A spate of attacks by armed men left 23 people dead in Reynosa, Tamaulipas, on Saturday.
In his daily press conference Monday, President Lopez Obrador said that he had ordered that the federal Attorney General’s Office lead the investigation, observing that it was a “cowardly crime that took the lives of innocent people.” He also confirmed the number of people killed in the incidents that took place across four neighborhoods in eastern Reynosa was 23.
According to reports, five of the dead were people killed by the police in confrontations.
During the attacks, gunmen who arrived in vehicles killed people described as “innocent citizens” by Tamaulipas Governor Francisco García Cabeza de Vaca. Among the dead were taxi drivers, construction workers, a family and a nursing student.
The apparently indiscriminate shootings immediately prompted a security operation involving the military, the National Guard and state police. It is unclear which criminal group perpetrated the attacks and why, but criminal activity in Tamaulipas has long been dominated by the Gulf Cartel.
Authorities said they were investigating to determine the motive of the violence.
Experts cited by the Associated Press said there has been a power struggle within the Gulf Cartel since 2017 to control drug and human trafficking routes.
“Apparently, one cell from a nearby town may have entered Reynosa to carry out the attacks,” AP said.
Photographs posted to social media showed bodies in the streets of the city, located across the border from McAllen, Texas.
The five gunmen were killed during two separate shootouts with security forces. The aggressors also reportedly shot at an army helicopter that was supporting the security operation. In addition to killing five gunmen, authorities detained one person who was transporting two apparently kidnapped women in the trunk of a car. They also seized two other vehicles and weapons.
Taxi driver Rene Guevara told AP that two of his fellow cabbies were killed on Saturday. “It’s not fair,” he said, asserting that neither of his slain colleagues was involved in crime.
Fernando Ruiz, a 19-year-old student working part-time as a plumber and bricklayer in a company owned by his stepfather and two of his colleagues were also among the dead.
“They killed him in cold blood, him and two of his companions,” said Olga Ruiz, the man’s sister, who explained that the gunmen arrived at a location where her brother was fixing a drain.
“They heard the gunshots from afar, and my stepfather told him: ‘Son, you have to take shelter.’ So he asked permission to enter a house, but my brother and his companions were only about to enter when the vehicles arrived,” she told AP. “They stopped in front of them and started to shoot.”

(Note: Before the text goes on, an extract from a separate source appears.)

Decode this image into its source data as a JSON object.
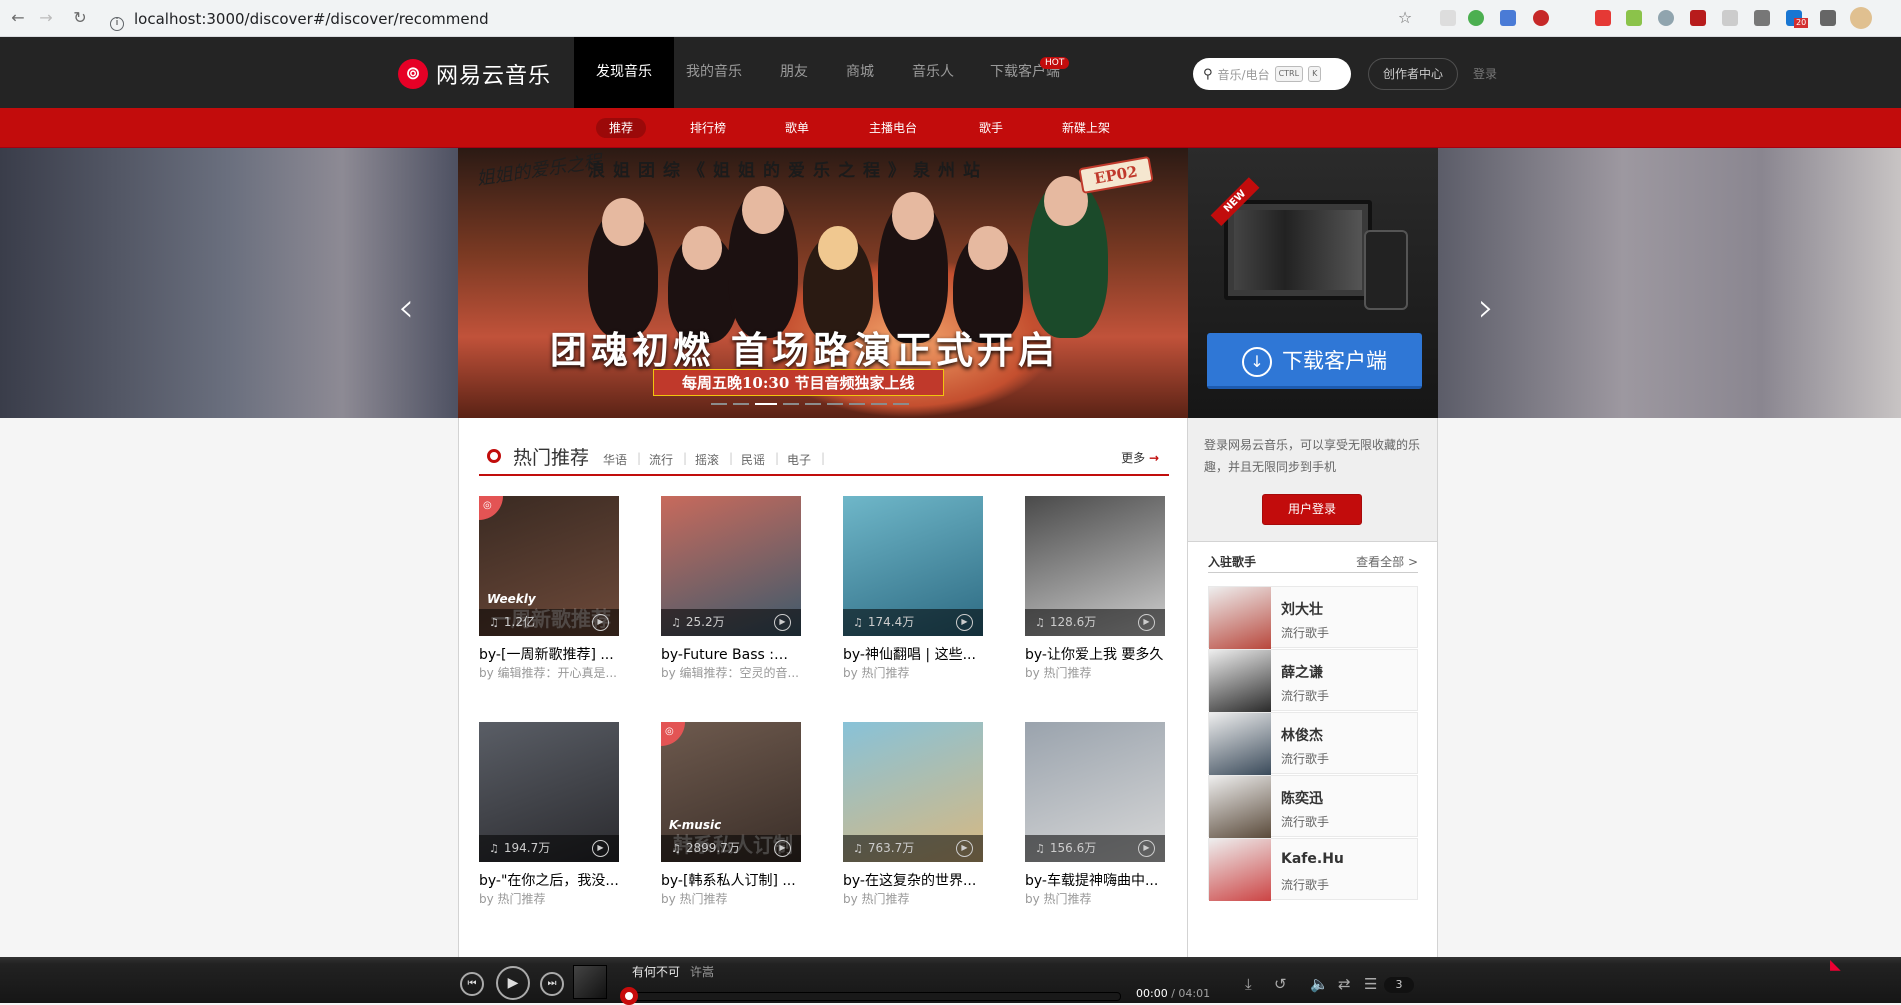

Reynosa businessman Misael Chavarria Garza told AP that many businesses closed early on Saturday due to the attacks and that residents felt afraid as the violence and security operation took place. On Sunday, “the people were quiet as if nothing had happened but with a feeling of anger because now crime has happened to innocent people,” he said.
García Cabeza de Vaca, who is sought by federal authorities on organized crime and money laundering charges but who has immunity from prosecution in Tamaulipas, said in a statement that “criminal organizations must receive a clear, explicit and forceful signal from the federal government that there will be no room for impunity, nor tolerance for their reprehensible criminal behavior.”
“In my government, there will be no truce for the violent,” added the National Action Party governor, who claims that the federal government’s charges against him are politically motivated.
Tamaulipas has been one of Mexico’s most violent states for years, and García Cabeza de Vaca is not the first governor to be accused of links to organized crime. One former governor linked to illegal activities is Tomás Yarrington, who was convicted in the United States in March of accepting bribes and money laundering.
In an interview with the Mexico Violence Resource Project published last week, the co-founder of Elefante Blanco, a new independent media project in Tamaulipas, said the current violence in the state is the product of intense fragmentation of cartels, including a “ferocious schism” between the Gulf Cartel and the Zetas, which was originally the armed wing of the Gulf Cartel.
“The story of modern-day organized crime in Tamaulipas is about how the dominant group — the Gulf Cartel — adapted to the challenges they perceived. The trafficking business was initially a smaller family affair that then became something more violent, more controlling. It stopped being about just illicit smuggling and became an effort to control everything that passed through the territory — legal and illegal products, migrants, everything,” Carlos Manuel Juárez added.